Prime Minister Theresa May’s cabinet remains divided over the best way to navigate Britain’s exit from the European Union, with advocates of a harder Brexit arguing for the shortest transition period possible.
While the government now seems to agree on the need for a transition period, how this should be managed has split May’s closest ministers into three factions, according to an analysis by Cicero Group.
The divisions highlight the fragility of May’s administration after June’s snap election left her with no majority in Parliament. The new balance of powers has allowed those backing a more gradual break with the bloc, led by Chancellor Philip Hammond, to wield more influence on the shape of Brexit. Still, EU leaders have warned that with a 2019 deadline, the clock is ticking.
Hammond, backed by Home Secretary Amber Rudd, is focusing on the economic risks of Brexit, and on making the transition as gradual as possible. This includes keeping free movement for up to three years, and ensuring businesses retain full access to the single market and customs union during a transition period before moving to an implementation phase.

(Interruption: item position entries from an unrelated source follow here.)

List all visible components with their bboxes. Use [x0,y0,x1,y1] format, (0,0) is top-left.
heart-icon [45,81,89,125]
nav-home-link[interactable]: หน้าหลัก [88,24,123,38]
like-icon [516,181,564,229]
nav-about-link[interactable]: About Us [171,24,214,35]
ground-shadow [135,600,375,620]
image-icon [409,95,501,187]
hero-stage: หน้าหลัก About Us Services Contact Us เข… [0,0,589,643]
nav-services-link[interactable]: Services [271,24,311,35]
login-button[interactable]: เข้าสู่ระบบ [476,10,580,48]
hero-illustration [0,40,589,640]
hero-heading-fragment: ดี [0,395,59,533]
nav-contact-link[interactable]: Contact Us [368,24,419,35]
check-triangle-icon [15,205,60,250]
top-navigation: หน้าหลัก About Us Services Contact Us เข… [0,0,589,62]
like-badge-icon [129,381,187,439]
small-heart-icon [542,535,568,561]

Trade Secretary Liam Fox is leading a faction on the other end of the spectrum, calling for as short a transition as possible and the freedom to negotiate trade deals straight away, according to Cicero.
The political consultancy sees May, her deputy Damien Green as well as leading Brexit supporters such as Environment Secretary Michael Gove and David Davis as positioning themselves between the two, backing a sustained transition period during which few restrictions would be put on EU migration, and rejecting single market membership but calling for transitional customs arrangements.